In the 1800s in Australia, the vast majority of women were poor, malnourished, over-worked and having no access to contraceptives, found themselves pregnant more times than was good for theirs or their babies' health and well being. The greatest population of women was from Ireland, where many of them had been children during the potato famine. Their bodies were weak and pelvic malformation was common. They suffered horrendously long labours, when they produced babies too large for their pelvises and there was no means of helping them when the baby became stuck in the birth canal.
Doctors performed craniotomies to remove the foetus, dead or otherwise, when it seemed that the mother's life would be at risk, if they let the labour continue. Fistulas were common with such long labours and it wasn't until the late 1800s that doctors learnt how to repair the holes that caused the bladder or bowel to leak uncontrollably.
For non-indigenous women in Australia, these circumstances are a thing of the past. Most women today, enjoy good health and are well nourished. They have access to information about how to eat well and how to look after their bodies during pregnancy. They also have access to a high level of medical care, should they need intervention and technology to prevent poor outcomes. It is a tragic indication of the incredible inequality that exists between indigenous and non-indigenous populations here, however, that problems of malnourishment and high-risk pregnancy still exist in indigenous populations. I talked to a midwife who worked with indigenous communities in remote NT, who explained that most women from her community were automatically flown to a hospital in a large city such as Adelaide, in their 38th week, to prepare for what would more than likely be, a highly medicalised birth, because of the malnourishment and associated risks for these pregnant women.
Half the Sky describes the problems that women in third-world countries face in pregnancy and childbirth and like the women of the 1800s here in Australia and the indigenous women of today, these women suffer conditions such as stillborn babies and fistulas, completely unnecessarily. These are preventable situations.

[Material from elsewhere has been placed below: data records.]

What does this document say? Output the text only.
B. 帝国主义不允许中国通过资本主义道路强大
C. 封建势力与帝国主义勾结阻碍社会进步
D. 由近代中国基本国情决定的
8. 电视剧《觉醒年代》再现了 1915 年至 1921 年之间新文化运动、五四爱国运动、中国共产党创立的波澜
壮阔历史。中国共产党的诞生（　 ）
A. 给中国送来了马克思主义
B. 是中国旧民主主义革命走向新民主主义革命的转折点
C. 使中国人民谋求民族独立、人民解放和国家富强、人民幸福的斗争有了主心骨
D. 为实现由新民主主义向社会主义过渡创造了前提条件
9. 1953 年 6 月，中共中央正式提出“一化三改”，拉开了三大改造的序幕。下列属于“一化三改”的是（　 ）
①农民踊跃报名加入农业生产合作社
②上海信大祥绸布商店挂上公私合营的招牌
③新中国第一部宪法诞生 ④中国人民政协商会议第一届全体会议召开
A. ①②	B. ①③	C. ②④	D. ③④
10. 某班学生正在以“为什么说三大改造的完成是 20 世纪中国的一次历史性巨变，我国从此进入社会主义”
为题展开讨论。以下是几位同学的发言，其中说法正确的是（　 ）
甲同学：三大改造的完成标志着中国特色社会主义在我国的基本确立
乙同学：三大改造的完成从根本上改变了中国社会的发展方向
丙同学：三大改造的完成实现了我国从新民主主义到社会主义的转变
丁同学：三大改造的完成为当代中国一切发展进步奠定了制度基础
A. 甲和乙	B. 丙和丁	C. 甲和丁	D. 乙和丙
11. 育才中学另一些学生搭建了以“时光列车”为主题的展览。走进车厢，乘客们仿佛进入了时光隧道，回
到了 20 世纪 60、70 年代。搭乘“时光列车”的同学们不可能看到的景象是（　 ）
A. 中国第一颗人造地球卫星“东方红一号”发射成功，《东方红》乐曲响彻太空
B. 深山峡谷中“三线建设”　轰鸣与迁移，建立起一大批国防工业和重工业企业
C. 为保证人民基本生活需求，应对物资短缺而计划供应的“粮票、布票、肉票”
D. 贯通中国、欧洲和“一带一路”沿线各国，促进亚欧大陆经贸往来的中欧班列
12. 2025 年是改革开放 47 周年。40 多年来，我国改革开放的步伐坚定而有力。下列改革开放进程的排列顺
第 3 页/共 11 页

They are prevented with good nutrition, education and good medical care.
When I think about the level of care that I received during pregnancy and labour and the fact that I produced two healthy babies, with no complications of labour, I realise that I am privileged in the world and this is slowly forming a moral imperative to get involved. How can I feel good about this privilege, when women in other communities and other countries, are experiencing childbirth like those of women 200 years ago?